L'avocate varoise souligne que son client "dépend du DGS (directeur général des services), il y a une cellule de commandement, dont la police municipale fait partie. C’est un technicien avec une formation BTP, c’est un subordonné qui ne fait pas partie de la cellule de commandement. La surveillance météo n’était pas une obligation pour monsieur Pastierik. Les données de Météo France sont complètement erronées".

Les trois avocats réclament la relaxe pure et simple de leurs clients. Invités à prendre une dernière fois la parole, comme le prévoit la procédure, chacun à son tour va se lever et avoir un mot pour les familles des victimes.

"Quand j’ai du cœur, on me dit que je suis faible"

"Je voulais dire aux familles que je suis navré de tout ce qui s’est passé et je ne vois pas comment j’aurais pu l’empêcher, dit Yann Pastierik. Sans être d’astreinte, j’ai fait ce que je pouvais, ce que je pensais devoir faire".

"Ça fait longtemps que je pense à vous, et à toute une commune. Quand j’ai du cœur, on me dit que je suis faible, et si je n’en ai pas, on me dit que je suis en bois. Je me revois vous prendre dans mes bras". Puis au tribunal, elle lance avec des sanglots dans la voix : "Si j’avais su que cela me mènerait devant un tribunal, j’aurais quand même choisi d'être maire. J’ai choisi d’assumer les responsabilités qui m’amènent devant vous".

La directrice de l'Ehpad, qui avait dû quitter la salle pour s'allonger, revient en larmes à la barre : "j’ai fait tout ce que j’ai pu pour ces résidents, à la hauteur de mes moyens, j’ai tout donné de ma personne. Je suis très triste de ces trois décès. On connaissait tous ces résidents. Je ne pouvais pas faire plus avec le peu d’informations qu’on a eues. C’était apocalyptique".
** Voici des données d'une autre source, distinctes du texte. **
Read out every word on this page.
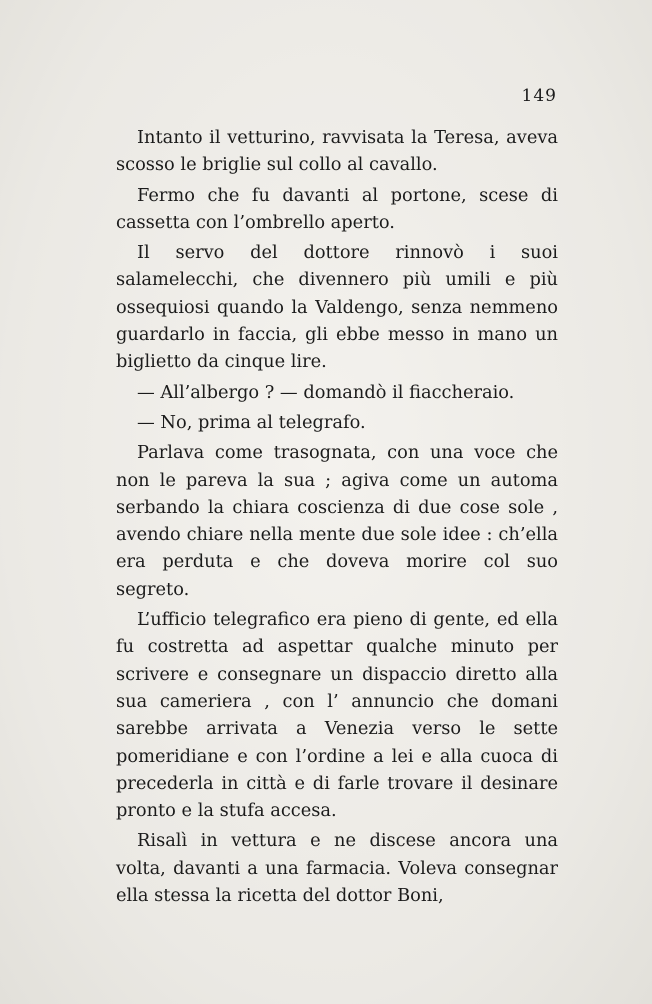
149

Intanto il vetturino, ravvisata la Teresa, aveva scosso le briglie sul collo al cavallo.

Fermo che fu davanti al portone, scese di cassetta con l’ombrello aperto.

Il servo del dottore rinnovò i suoi salamelecchi, che divennero più umili e più ossequiosi quando la Valdengo, senza nemmeno guardarlo in faccia, gli ebbe messo in mano un biglietto da cinque lire.

— All’albergo ? — domandò il fiaccheraio.

— No, prima al telegrafo.

Parlava come trasognata, con una voce che non le pareva la sua ; agiva come un automa serbando la chiara coscienza di due cose sole , avendo chiare nella mente due sole idee : ch’ella era perduta e che doveva morire col suo segreto.

L’ufficio telegrafico era pieno di gente, ed ella fu costretta ad aspettar qualche minuto per scrivere e consegnare un dispaccio diretto alla sua cameriera , con l’ annuncio che domani sarebbe arrivata a Venezia verso le sette pomeridiane e con l’ordine a lei e alla cuoca di precederla in città e di farle trovare il desinare pronto e la stufa accesa.

Risalì in vettura e ne discese ancora una volta, davanti a una farmacia. Voleva consegnar ella stessa la ricetta del dottor Boni,
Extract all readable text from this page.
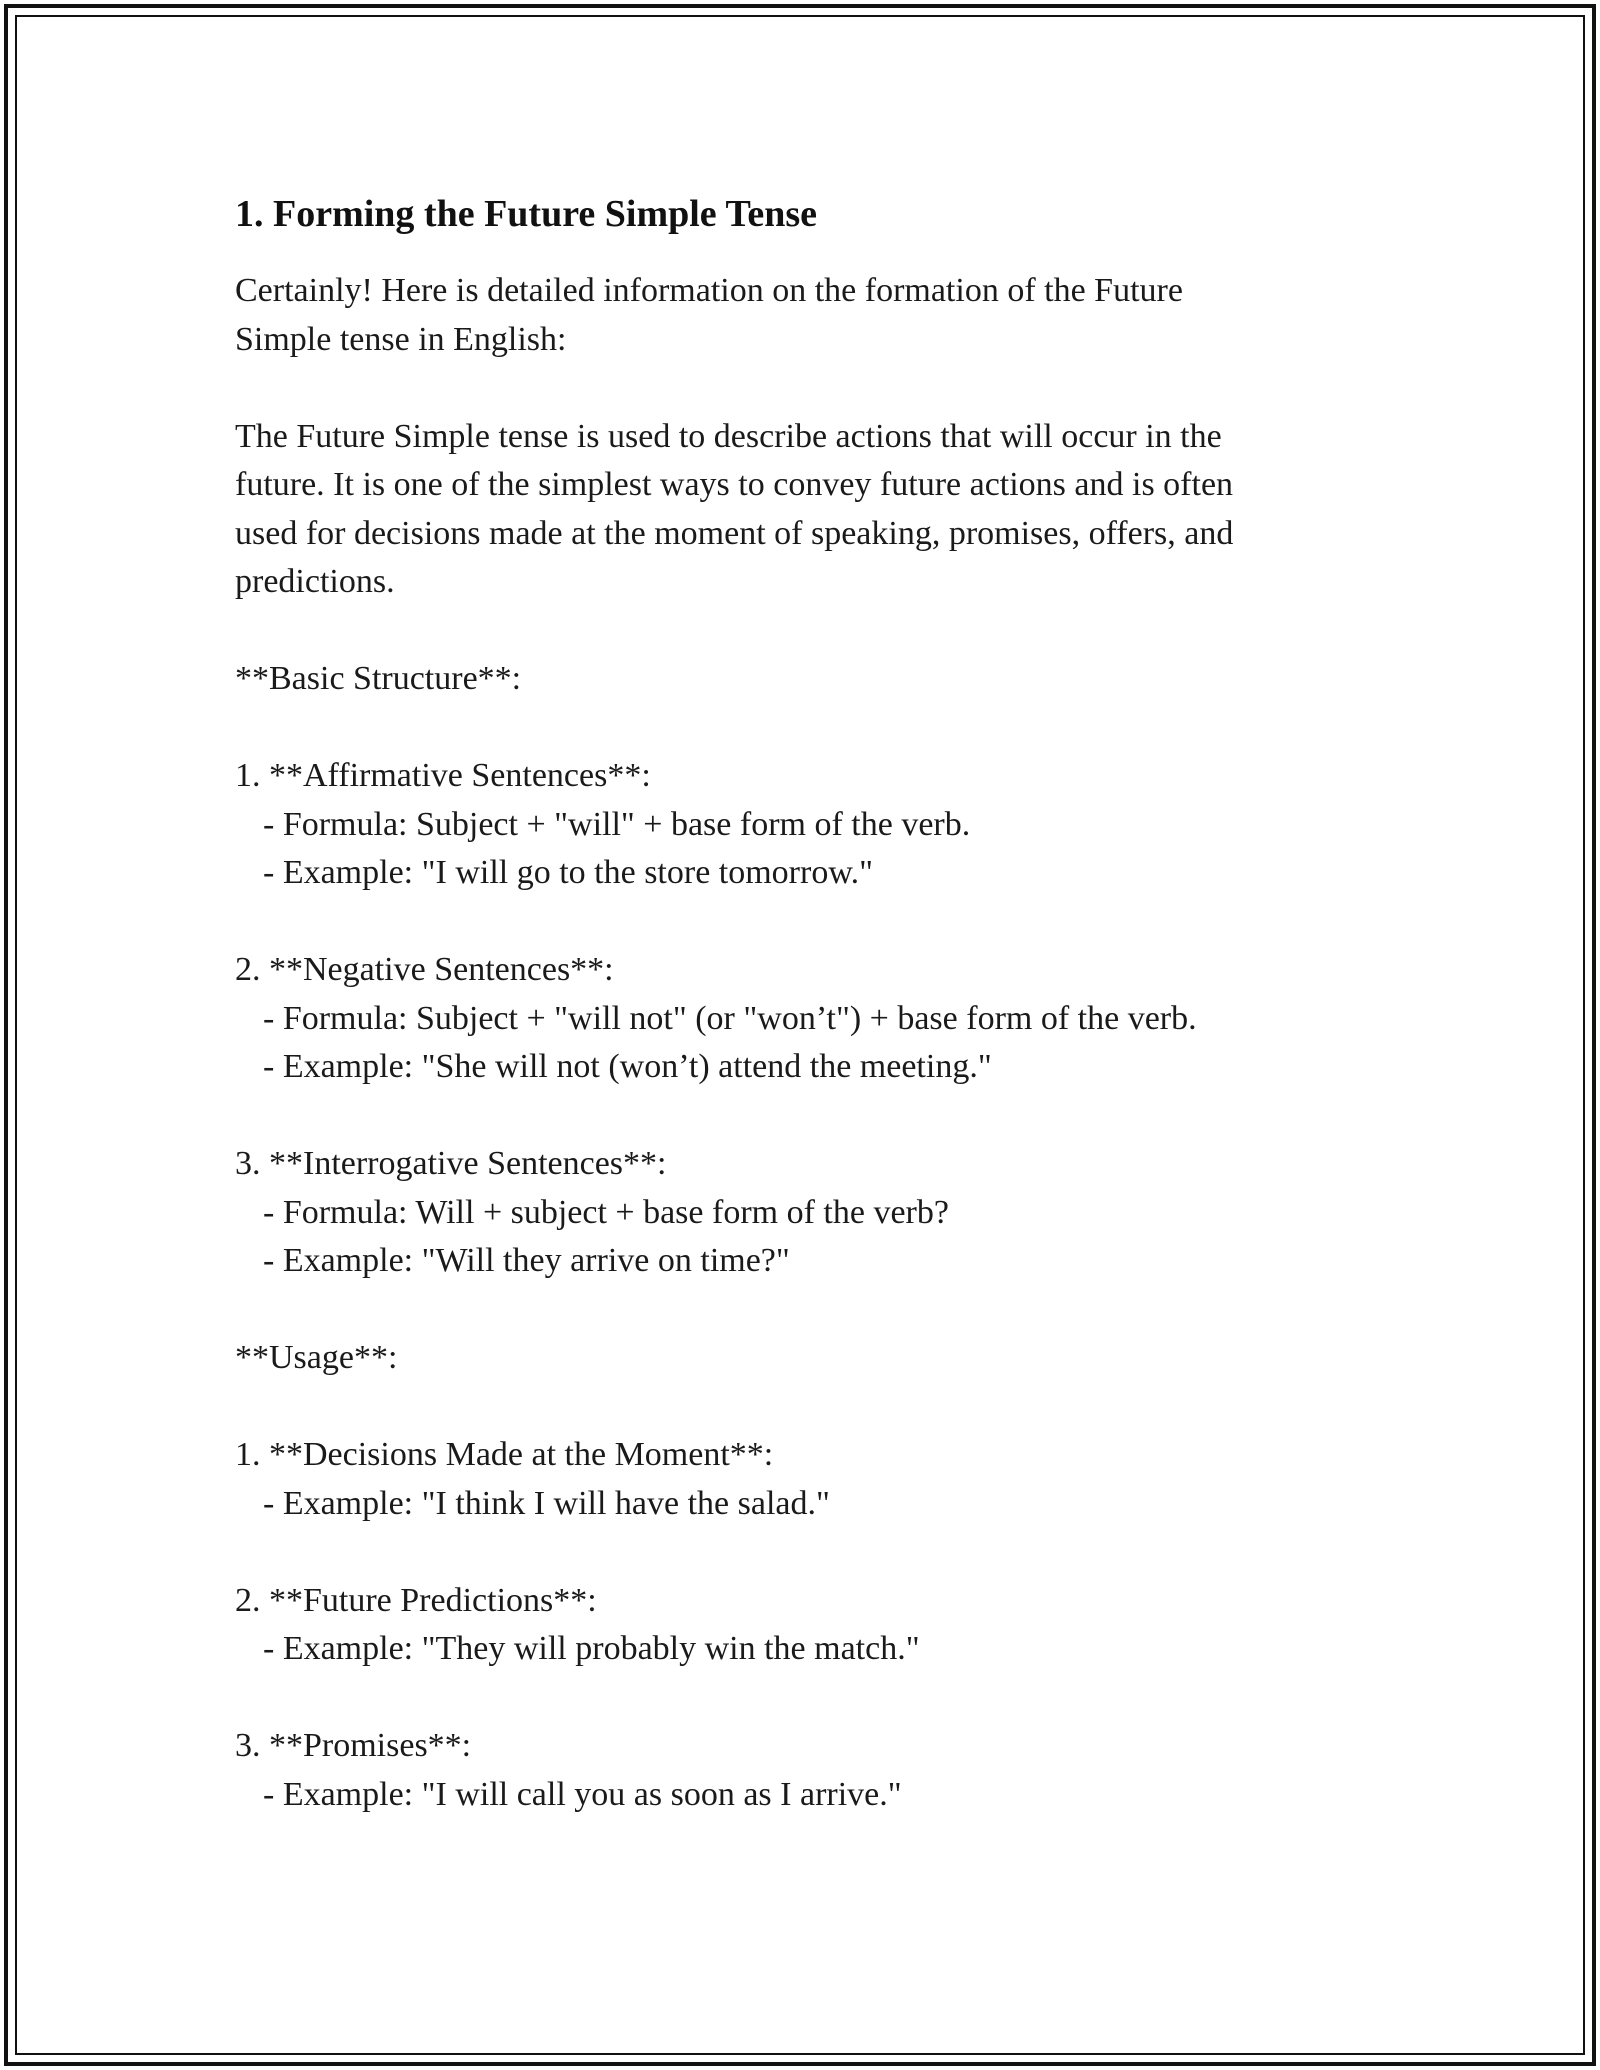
1. Forming the Future Simple Tense
Certainly! Here is detailed information on the formation of the Future
Simple tense in English:
The Future Simple tense is used to describe actions that will occur in the
future. It is one of the simplest ways to convey future actions and is often
used for decisions made at the moment of speaking, promises, offers, and
predictions.
**Basic Structure**:
1. **Affirmative Sentences**:
- Formula: Subject + "will" + base form of the verb.
- Example: "I will go to the store tomorrow."
2. **Negative Sentences**:
- Formula: Subject + "will not" (or "won’t") + base form of the verb.
- Example: "She will not (won’t) attend the meeting."
3. **Interrogative Sentences**:
- Formula: Will + subject + base form of the verb?
- Example: "Will they arrive on time?"
**Usage**:
1. **Decisions Made at the Moment**:
- Example: "I think I will have the salad."
2. **Future Predictions**:
- Example: "They will probably win the match."
3. **Promises**:
- Example: "I will call you as soon as I arrive."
Le représentant d’Orpea, enfin, se tourne vers le banc des parties civiles : "Durant ces quatre jours de procès, on a été partagés entre le droit et l’émotion. Je voudrais vous réexprimer notre profonde compassion. Nous avons tous été touchés par ce drame au sein d’Orpea".

Le délibéré doit être rendu le lundi 25 mars à 14 heures.